Loss can start as NaN

Question

Loss can start as NaN

JoaoLages opened this issue 7 years ago · comments

João Lages commented 7 years ago

Any solution for this or any idea why (should be a division by zero somewhere)? Happens sometimes

Sandeep Tammu · Answer 1 · Tue Oct 03 2017 13:14:09 GMT+0800 (China Standard Time)

Can you give me some more context, is it starting as NaN or is it converging to NaN?

João Lages · Answer 2 · Tue Oct 03 2017 17:49:46 GMT+0800 (China Standard Time)

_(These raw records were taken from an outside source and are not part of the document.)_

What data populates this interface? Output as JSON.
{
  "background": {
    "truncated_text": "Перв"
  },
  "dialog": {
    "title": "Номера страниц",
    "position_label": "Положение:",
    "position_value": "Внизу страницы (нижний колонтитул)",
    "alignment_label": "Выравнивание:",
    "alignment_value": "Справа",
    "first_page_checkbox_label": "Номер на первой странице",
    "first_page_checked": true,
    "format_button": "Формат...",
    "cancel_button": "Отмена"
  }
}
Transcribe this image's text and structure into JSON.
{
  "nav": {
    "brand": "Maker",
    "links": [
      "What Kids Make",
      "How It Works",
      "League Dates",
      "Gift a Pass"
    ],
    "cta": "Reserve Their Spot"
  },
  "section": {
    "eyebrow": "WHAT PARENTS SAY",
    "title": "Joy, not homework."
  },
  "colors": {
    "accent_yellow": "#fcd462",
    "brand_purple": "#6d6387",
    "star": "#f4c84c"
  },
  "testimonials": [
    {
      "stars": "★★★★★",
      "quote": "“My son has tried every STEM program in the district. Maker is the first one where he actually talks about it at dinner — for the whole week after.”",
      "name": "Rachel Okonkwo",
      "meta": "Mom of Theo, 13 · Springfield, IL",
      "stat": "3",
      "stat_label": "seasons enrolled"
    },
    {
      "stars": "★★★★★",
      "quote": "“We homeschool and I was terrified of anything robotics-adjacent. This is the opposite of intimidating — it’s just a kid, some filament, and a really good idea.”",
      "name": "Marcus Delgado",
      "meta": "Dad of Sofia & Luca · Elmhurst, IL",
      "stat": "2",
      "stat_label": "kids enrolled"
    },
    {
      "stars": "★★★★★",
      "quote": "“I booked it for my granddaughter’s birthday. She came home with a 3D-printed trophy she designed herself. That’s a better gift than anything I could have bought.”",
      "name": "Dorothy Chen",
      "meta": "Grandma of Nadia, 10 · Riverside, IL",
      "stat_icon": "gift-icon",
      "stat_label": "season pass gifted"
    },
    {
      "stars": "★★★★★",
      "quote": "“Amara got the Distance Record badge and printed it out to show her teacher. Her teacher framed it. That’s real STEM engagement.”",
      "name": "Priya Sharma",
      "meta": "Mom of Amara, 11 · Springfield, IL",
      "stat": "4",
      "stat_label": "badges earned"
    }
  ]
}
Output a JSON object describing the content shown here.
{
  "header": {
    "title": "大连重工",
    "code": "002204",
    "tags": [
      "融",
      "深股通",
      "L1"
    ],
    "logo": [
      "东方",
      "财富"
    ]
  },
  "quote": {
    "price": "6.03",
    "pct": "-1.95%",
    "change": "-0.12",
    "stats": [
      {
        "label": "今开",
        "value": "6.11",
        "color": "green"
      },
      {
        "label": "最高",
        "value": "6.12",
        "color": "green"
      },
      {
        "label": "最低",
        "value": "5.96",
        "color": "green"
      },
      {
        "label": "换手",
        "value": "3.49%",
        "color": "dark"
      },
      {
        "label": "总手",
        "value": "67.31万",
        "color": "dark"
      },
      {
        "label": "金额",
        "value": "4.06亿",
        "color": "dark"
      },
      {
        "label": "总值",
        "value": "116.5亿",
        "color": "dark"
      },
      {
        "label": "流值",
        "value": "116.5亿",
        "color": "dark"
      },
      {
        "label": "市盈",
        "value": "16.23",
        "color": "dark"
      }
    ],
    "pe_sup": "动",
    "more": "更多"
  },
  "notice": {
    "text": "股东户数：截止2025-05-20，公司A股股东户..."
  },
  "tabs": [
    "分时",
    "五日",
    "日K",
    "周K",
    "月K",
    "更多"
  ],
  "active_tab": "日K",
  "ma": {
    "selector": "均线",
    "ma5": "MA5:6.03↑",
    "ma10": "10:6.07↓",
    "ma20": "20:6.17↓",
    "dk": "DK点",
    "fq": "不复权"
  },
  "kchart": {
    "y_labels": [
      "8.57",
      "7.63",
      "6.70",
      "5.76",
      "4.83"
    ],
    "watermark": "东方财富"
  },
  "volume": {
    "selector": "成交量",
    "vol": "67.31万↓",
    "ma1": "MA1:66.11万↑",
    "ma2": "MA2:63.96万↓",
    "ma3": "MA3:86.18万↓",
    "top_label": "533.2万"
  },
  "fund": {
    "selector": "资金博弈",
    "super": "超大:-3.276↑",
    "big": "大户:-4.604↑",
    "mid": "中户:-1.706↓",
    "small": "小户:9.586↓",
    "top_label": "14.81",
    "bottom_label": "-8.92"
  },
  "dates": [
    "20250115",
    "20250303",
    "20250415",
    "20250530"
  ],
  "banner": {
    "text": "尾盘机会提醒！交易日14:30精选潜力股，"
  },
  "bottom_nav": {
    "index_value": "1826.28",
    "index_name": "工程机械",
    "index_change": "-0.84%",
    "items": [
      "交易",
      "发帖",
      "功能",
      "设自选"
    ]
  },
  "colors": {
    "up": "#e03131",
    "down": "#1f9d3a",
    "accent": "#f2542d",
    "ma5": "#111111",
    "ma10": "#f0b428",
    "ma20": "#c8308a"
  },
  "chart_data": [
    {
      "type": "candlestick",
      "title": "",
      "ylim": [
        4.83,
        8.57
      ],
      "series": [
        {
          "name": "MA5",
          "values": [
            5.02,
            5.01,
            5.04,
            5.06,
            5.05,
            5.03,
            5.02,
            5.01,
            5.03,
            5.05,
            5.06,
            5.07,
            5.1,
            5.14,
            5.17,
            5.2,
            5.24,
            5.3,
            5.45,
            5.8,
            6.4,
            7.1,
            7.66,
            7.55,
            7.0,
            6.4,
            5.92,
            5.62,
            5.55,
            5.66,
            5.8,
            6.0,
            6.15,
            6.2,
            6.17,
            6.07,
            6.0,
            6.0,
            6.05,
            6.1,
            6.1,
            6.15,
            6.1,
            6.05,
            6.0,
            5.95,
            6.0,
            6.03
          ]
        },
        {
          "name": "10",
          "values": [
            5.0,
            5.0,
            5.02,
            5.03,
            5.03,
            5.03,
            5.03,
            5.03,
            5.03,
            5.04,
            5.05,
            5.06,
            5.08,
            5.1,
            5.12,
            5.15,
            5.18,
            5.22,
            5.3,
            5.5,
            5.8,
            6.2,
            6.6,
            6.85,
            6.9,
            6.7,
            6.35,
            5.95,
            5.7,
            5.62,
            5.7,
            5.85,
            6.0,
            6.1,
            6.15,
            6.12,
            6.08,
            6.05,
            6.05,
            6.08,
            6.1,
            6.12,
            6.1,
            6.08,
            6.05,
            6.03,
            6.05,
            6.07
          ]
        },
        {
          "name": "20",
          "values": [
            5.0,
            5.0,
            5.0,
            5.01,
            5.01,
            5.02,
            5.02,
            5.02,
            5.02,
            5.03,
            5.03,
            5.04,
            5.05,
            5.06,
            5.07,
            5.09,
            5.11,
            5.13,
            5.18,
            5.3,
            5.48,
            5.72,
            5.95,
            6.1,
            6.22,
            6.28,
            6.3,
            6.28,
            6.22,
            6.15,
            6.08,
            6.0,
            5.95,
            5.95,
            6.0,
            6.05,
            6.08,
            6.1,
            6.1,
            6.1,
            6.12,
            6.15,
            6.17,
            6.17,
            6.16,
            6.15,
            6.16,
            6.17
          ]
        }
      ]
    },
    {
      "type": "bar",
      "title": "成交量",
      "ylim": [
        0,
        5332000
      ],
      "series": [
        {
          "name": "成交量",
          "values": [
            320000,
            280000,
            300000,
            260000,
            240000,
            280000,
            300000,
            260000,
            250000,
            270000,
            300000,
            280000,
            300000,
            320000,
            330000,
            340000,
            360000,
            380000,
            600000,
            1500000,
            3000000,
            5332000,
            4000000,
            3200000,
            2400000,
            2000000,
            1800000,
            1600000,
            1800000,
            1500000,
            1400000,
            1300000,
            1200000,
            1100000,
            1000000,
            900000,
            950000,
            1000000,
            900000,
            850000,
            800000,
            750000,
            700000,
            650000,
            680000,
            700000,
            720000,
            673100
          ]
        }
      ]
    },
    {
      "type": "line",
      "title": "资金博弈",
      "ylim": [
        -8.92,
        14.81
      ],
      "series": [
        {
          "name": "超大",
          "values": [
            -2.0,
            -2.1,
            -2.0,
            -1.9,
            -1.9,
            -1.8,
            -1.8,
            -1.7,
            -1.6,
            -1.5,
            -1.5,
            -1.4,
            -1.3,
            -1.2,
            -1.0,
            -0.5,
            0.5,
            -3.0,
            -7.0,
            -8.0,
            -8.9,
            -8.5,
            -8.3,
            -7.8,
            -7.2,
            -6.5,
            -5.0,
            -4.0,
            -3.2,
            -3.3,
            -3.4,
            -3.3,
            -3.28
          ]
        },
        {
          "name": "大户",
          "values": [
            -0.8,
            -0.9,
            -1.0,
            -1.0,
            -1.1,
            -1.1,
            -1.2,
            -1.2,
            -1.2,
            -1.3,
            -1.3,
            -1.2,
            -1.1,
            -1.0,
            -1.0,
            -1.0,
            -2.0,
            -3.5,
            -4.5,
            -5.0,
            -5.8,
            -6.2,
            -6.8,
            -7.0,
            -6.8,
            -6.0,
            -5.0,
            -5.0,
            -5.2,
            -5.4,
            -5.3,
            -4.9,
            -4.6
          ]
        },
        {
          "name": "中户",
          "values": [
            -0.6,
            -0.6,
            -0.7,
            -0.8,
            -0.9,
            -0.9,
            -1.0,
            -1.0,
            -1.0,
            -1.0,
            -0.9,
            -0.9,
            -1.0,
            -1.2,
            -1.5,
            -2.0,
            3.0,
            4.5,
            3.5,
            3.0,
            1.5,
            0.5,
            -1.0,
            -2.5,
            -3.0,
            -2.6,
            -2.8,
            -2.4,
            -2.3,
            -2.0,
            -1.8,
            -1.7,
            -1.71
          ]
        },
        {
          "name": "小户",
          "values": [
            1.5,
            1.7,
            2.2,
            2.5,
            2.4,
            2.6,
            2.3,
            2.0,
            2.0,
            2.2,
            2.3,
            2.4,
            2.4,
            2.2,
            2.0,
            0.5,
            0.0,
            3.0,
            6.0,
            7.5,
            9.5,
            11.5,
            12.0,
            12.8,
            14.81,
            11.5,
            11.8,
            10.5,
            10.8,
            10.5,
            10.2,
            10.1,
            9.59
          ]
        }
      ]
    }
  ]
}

It is starting with NaN, then it cannot converge anymore. If it starts with a anything else other than NaN, I never saw it converging to NaN

Sandeep Tammu · Answer 3 · Tue Oct 03 2017 18:54:29 GMT+0800 (China Standard Time)

This problem didn't occur to me when I tested it, which data set were you using?

João Lages · Answer 4 · Tue Oct 03 2017 18:57:56 GMT+0800 (China Standard Time)

I have been using another dataset, it's true, which I cannot share unfortunately. I was wondering if you had any idea on why it could happen and how to avoid it though

JasonMeng · Answer 5 · Sun Jan 13 2019 10:54:19 GMT+0800 (China Standard Time)

@JoaoLages
I encountered the same NaN problem in some parameter settings. (usually happens when the hidden dimension is small.) After debugging, I found it is because two parameters (bias_word and bias_sent)are not initialized which may contain NaN.
Add self.bias_word.data.uniform_(-0.1,0.1) to init() of AttentionWordRNN.
Add self.bias_sent.data.uniform_(-0.1,0.1) to init() of AttentionSentRNN.

It solved my problem. Hope this can help yours!